Is it "Great Britain" -- but that's a political construct, not a geographical designation, yes?
Does anyone know?
|by Anonymous||reply 16||06/21/2013|
Scotland, Wales, and England constitute Great Britain. Throw in Northern Ireland and you have the United Kingdom.
|by Anonymous||reply 1||06/20/2013|
Weird though it seems, Great Britain is a geographical not societal construct.
It's Greater Brittany. That's a description of the pre Norman Celtic entity. Welsh speakers could make themselves understood in Celtic Brittany.
United Kingdom only dates from early 18th century when a gay Scots king exerted tyranny over everyone.
The flag or 'union jack' is a Scots construct and the Red Cross flag of England borrowed from Acquitaine in Frabce
|by Anonymous||reply 3||06/20/2013|
ok, update, act of union happened under Stuart queen anne I think
|by Anonymous||reply 4||06/20/2013|
Thanks so much, r2.
Who says DL is a waste of time? I learn something new nearly every day!
|by Anonymous||reply 5||06/20/2013|
Golly gee whillikers, how wonderful for you, OP/R6, you lazy twat too self-indulgent and dull to use google.
|by Anonymous||reply 6||06/20/2013|
Bite my crank and then run go die, r7.
|by Anonymous||reply 7||06/20/2013|
Great Britain is the largest island in the archipelago that makes up the British Isles, Great meaning largest in this context.
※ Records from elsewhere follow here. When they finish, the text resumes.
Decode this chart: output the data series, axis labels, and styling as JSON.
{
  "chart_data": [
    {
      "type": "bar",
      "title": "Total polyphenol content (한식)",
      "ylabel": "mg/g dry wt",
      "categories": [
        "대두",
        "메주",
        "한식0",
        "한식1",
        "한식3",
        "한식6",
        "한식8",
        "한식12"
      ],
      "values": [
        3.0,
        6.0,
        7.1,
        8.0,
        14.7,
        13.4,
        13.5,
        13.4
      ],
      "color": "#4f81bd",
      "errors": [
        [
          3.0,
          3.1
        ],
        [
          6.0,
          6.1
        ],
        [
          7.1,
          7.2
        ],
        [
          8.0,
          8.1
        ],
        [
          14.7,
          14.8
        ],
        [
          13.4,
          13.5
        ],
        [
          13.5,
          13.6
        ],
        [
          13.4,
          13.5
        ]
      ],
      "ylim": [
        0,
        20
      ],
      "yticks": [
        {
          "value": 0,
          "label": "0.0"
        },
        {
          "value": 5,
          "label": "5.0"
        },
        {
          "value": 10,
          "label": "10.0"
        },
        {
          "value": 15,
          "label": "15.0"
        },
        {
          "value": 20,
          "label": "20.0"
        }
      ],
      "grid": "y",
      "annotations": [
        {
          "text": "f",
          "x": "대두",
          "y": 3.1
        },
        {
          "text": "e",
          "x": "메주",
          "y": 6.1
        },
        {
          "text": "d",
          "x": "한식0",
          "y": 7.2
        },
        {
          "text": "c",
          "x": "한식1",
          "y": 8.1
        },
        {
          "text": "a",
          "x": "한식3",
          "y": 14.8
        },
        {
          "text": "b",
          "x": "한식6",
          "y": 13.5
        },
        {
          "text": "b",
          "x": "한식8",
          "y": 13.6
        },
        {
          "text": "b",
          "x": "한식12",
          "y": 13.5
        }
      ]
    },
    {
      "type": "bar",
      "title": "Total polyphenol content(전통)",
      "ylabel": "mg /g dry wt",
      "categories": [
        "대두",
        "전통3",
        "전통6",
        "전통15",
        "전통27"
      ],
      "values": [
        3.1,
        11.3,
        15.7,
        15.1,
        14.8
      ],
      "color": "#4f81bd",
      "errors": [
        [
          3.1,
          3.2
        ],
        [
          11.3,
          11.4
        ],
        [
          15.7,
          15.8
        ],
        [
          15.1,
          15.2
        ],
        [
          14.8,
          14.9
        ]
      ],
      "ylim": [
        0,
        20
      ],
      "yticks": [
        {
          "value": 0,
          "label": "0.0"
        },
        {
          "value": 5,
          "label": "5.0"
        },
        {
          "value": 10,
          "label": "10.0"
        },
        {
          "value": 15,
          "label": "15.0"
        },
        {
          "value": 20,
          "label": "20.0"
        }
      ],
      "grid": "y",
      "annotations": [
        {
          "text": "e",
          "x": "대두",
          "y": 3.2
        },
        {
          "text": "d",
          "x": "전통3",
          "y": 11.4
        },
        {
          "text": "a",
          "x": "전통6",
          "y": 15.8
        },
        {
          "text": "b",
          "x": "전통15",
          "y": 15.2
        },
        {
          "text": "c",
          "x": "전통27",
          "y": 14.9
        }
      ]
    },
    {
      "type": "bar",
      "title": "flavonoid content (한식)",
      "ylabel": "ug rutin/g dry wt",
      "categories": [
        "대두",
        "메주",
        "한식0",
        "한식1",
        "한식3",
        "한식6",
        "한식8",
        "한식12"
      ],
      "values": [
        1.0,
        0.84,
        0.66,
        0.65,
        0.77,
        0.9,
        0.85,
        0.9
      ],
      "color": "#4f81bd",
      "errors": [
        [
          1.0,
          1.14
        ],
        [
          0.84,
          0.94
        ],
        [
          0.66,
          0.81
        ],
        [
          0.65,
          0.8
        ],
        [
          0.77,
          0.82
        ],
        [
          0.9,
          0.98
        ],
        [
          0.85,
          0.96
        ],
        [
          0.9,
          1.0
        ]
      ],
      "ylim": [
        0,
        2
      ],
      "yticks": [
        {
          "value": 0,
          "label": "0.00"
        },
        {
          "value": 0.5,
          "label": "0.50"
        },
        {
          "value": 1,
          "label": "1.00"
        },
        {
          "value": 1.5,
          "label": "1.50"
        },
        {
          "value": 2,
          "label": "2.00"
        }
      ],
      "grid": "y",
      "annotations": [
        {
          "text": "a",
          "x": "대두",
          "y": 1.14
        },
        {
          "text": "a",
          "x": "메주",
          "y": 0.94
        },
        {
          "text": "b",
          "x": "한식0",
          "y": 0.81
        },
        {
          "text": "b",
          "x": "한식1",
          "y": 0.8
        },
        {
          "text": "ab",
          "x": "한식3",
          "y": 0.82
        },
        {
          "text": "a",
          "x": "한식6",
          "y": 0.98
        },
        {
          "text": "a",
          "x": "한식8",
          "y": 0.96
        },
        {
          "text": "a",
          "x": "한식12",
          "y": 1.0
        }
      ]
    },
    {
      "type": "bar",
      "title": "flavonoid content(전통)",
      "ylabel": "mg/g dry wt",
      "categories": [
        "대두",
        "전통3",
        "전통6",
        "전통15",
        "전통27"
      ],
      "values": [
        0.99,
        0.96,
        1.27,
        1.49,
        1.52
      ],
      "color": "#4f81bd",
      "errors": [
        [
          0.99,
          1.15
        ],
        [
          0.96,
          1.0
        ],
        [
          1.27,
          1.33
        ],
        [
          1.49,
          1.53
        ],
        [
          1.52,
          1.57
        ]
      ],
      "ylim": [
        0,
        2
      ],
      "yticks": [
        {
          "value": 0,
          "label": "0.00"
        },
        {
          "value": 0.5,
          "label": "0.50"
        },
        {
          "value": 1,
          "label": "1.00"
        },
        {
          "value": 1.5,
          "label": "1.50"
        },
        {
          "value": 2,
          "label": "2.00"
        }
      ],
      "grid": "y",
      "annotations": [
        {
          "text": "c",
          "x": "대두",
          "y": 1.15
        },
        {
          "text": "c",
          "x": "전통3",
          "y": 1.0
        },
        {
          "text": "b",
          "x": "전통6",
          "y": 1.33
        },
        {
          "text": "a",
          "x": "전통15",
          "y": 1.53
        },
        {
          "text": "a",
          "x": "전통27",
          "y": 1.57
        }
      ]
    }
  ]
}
England, Scotland and Wales are located on Great Britain. Northern Ireland is on a separate island within the British Isles. England, Scotland, Wales and Northern Ireland are the four constituent parts of The United Kingdom. The Channel Islands (Jersey, Guernsey etc.) are Crown Dependencies, not part of the UK but under the protection of the UK.
The union flag isn't a Scottish construct, it's an amalgam of the flags of St. George, St. Andrew and St. Patrick, the patron saints of England, Scotland and Northern Ireland. The St. George's Cross represents both England and Wales for this purpose as Wales was considered part of England when the flag was first designed.
So, short version: calling it England is wrong on every level.
|by Anonymous||reply 8||06/20/2013|
Fun fact to know and tell:
In terms of square miles, the island of Great Britain and the US state of Minnesota are pretty close.
|by Anonymous||reply 9||06/20/2013|
Now can someone explain that whole trinity thing?
|by Anonymous||reply 11||06/20/2013|
She was neo's girlfriend.
|by Anonymous||reply 12||06/20/2013|
So Ireland is Little Britain, is it not?
|by Anonymous||reply 13||06/20/2013|
[quote]I have always referred the the entire island as "England" but surely that cannot be correct.
Well you and most other Americans/Euros etc. I actually like it better cause you're being more specific and usually that's what's meant. English people themselves often tend to say "England" for everything.
I also love the internet meme "British accent", it sounds funny. r13 you could also say "The British Isles" but it doesn't have a nice ring to it.
England is Britain at the end of the day. It has 10 times or more as many people than the other countries. It also has about the highest population density of any country in the world, if you look at it that day.. I think it was highest at one point.
|by Anonymous||reply 14||06/20/2013|
The level of ignorance displayed in this thread appals me.